A recently released opinion from the Missouri Court of Appeals addresses some interesting points of law involving the Fireman’s Rule. In confronting that issue, the appellate panel in Martin v. Survivair Respirators, Inc., 298 S.W.3d 23 (Mo. Ct. App. 2009) [PDF] affirmed a $27 million verdict and sustained an abnormal use of “but-for” causation.

Regrettably, Martin involves the death of a firefighter. For this particular firefighting squad, each firefighter had a face mask with a valve that expelled the firefighter’s exhaled breath and a PASS alarm. The PASS alarm would screech when it was motionless for twenty seconds. At a fire in St. Louis, Firefighter Morrison, with the above-described equipment, entered a building in which the fire flared up. Morrison became disoriented and eventually non-responsive. After another firefighter, Walters, was unable to rescue Morrison, Walters left the building and informed other firefighters, including Martin, that Morrison was down. Morrison’s PASS alarm failed to activate. Martin entered the building and quickly radioed a personal distress call. Martin activated his PASS alarm in order to be found, but he proved difficult to locate because “the sound bounced off the walls.” Id. Martin was recovered, but not before he died of smoke inhalation. In response to the suit brought against it, the manufacturer, Survivair, claimed, among other things, that the Fireman’s Rule barred recovery, and that there was not a sufficient causal link between the failure of Morrison’s PASS and Martin’s death. Addressing the issue, the panel recited the Fireman’s Rule as follows:

The Fireman’s Rule states that a fireman who is brought in contact with an emergency situation solely by reason of his status as a fireman and who is injured while performing a fireman’s duties may not recover against the person whose ordinary negligence created the emergency.

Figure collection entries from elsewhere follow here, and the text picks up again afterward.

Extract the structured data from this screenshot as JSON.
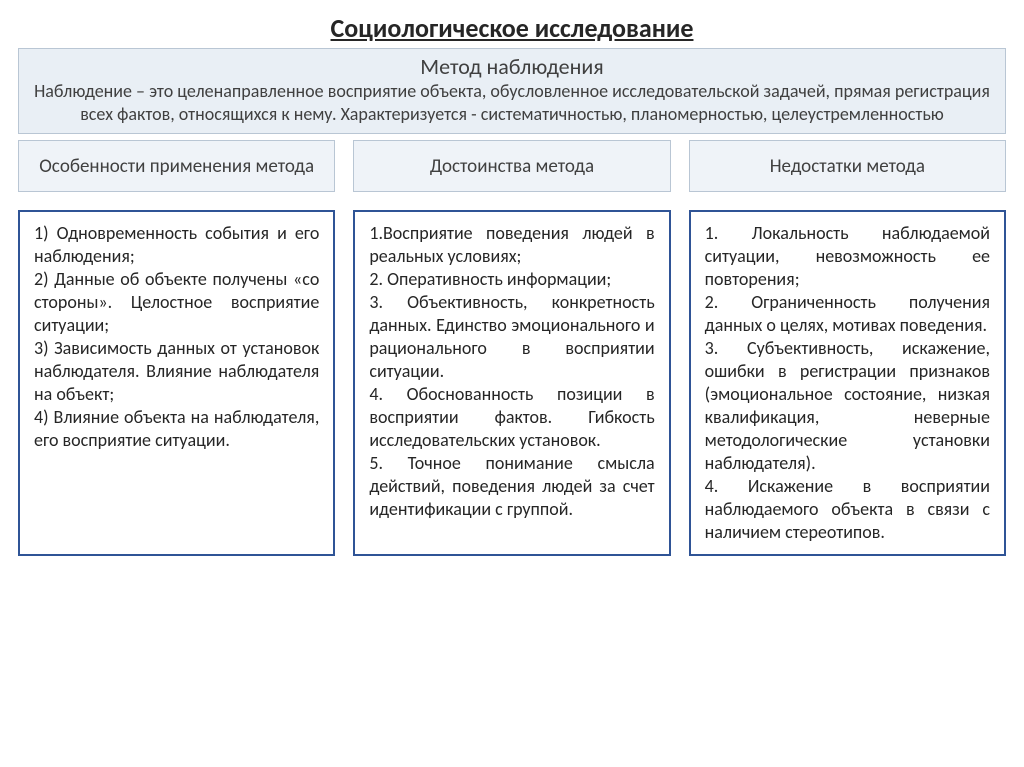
{
  "title": "Социологическое исследование",
  "definition": {
    "heading": "Метод наблюдения",
    "text": "Наблюдение – это целенаправленное восприятие объекта, обусловленное исследовательской задачей, прямая регистрация всех фактов, относящихся к нему. Характеризуется - систематичностью, планомерностью, целеустремленностью"
  },
  "columns": {
    "features": {
      "header": "Особенности применения метода",
      "body": "1) Одновременность события и его наблюдения;\n2) Данные об объекте получены «со стороны». Целостное восприятие ситуации;\n3) Зависимость данных от установок наблюдателя. Влияние наблюдателя на объект;\n4) Влияние объекта на наблюдателя, его восприятие ситуации."
    },
    "advantages": {
      "header": "Достоинства метода",
      "body": "1.Восприятие поведения людей в реальных условиях;\n2. Оперативность информации;\n3. Объективность, конкретность данных. Единство эмоционального и рационального в восприятии ситуации.\n4. Обоснованность позиции в восприятии фактов. Гибкость исследовательских установок.\n5. Точное понимание смысла действий, поведения людей за счет идентификации с группой."
    },
    "disadvantages": {
      "header": "Недостатки метода",
      "body": "1. Локальность наблюдаемой ситуации, невозможность ее повторения;\n2. Ограниченность получения данных о целях, мотивах поведения.\n3. Субъективность, искажение, ошибки в регистрации признаков (эмоциональное состояние, низкая квалификация, неверные методологические установки наблюдателя).\n4. Искажение в восприятии наблюдаемого объекта в связи с наличием стереотипов."
    }
  },
  "style": {
    "border_color": "#2f5496",
    "header_bg": "#eff3f8",
    "definition_bg": "#e9eff5",
    "font_family": "Calibri",
    "title_fontsize": 26,
    "body_fontsize": 18
  }
}
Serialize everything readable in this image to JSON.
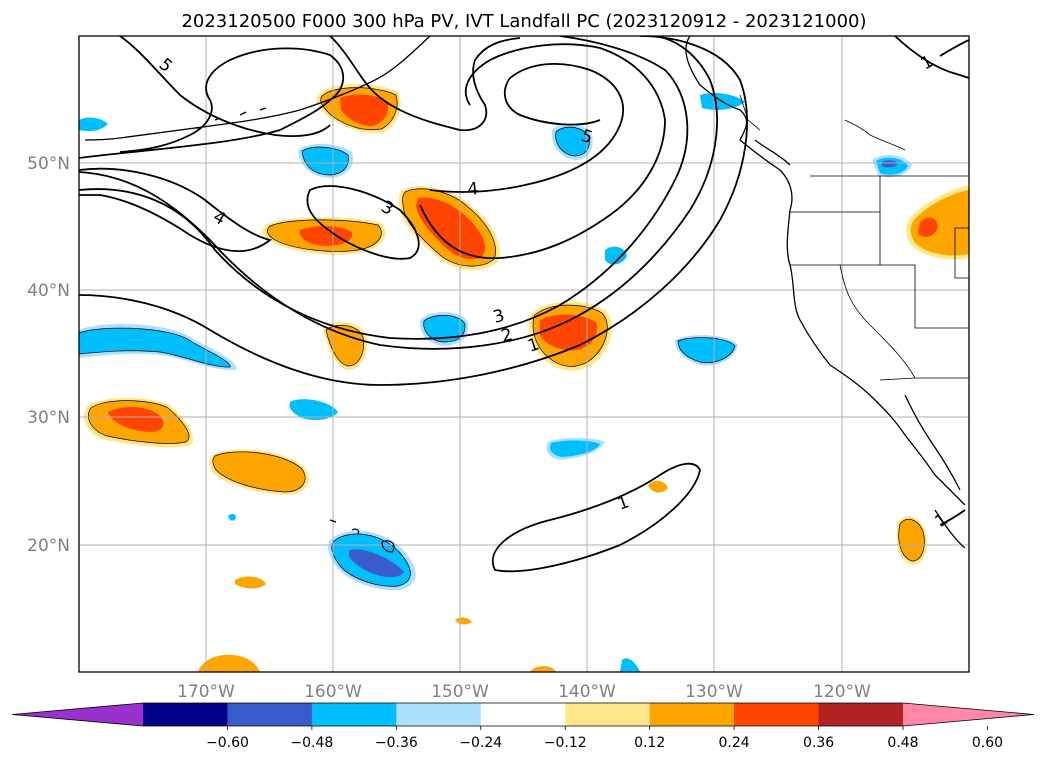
{
  "title": "2023120500 F000 300 hPa PV, IVT Landfall PC (2023120912 - 2023121000)",
  "map": {
    "lat_labels": [
      "50°N",
      "40°N",
      "30°N",
      "20°N"
    ],
    "lon_labels": [
      "170°W",
      "160°W",
      "150°W",
      "140°W",
      "130°W",
      "120°W"
    ],
    "gridlines": true,
    "projection": "PlateCarree",
    "extent": {
      "lon": [
        -180,
        -110
      ],
      "lat": [
        10,
        60
      ]
    },
    "contour_labels": [
      "5",
      "4",
      "3",
      "4",
      "3",
      "2",
      "1",
      "1",
      "5",
      "1",
      "1"
    ],
    "contour_color": "#000000"
  },
  "colorbar": {
    "ticks": [
      "−0.60",
      "−0.48",
      "−0.36",
      "−0.24",
      "−0.12",
      "0.12",
      "0.24",
      "0.36",
      "0.48",
      "0.60"
    ],
    "colors": [
      "#9932CC",
      "#00008B",
      "#3A5BCC",
      "#00BFFF",
      "#ADDFFF",
      "#FFFFFF",
      "#FFE88C",
      "#FFA500",
      "#FF4500",
      "#B22222",
      "#FF88AA"
    ],
    "extend": "both"
  }
}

298 S.W.3d at 32. The panel found that the Fireman’s Rule was inapplicable because the failure of the PASS alarm was not the cause of the fire and not within the “range of anticipated risks” involved with firefighting. It quickly moved to causation. Survivair argued that the failure of Morrison’s PASS was not the cause of Martin’s death. This makes sense. First, Martin was in a place of safety, outside of the burning building, when the PASS malfunctioned. Second, Martin went in the building voluntarily. The court gave weight to testimony that tended to show that because of Morrison’s malfunctioning PASS, Martin was in the building for much longer that he needed to be: Several firefighters testified that had Morrison’s PASS worked, he would have been found much sooner, meaning Martin could have left sooner. (This is in spite of the fact that, when Martin activated his PASS, there was testimony that the sound was bouncing off of the walls making him difficult to find.) Moreover, Martin’s own mask malfunctioned, and he was not wearing it when he was found. Nevertheless, under the approved jury instructions, because the plaintiffs submitted “substantial evidence” that the PASS directly “contributed to [the] cause” of the death of Martin, the case was properly submitted to the jury. Id. There are obviously several things at play here, like a deferential standard of review and terrible facts, but sustaining such a large verdict on speculative testimony and a weak (but approved) standard is troubling.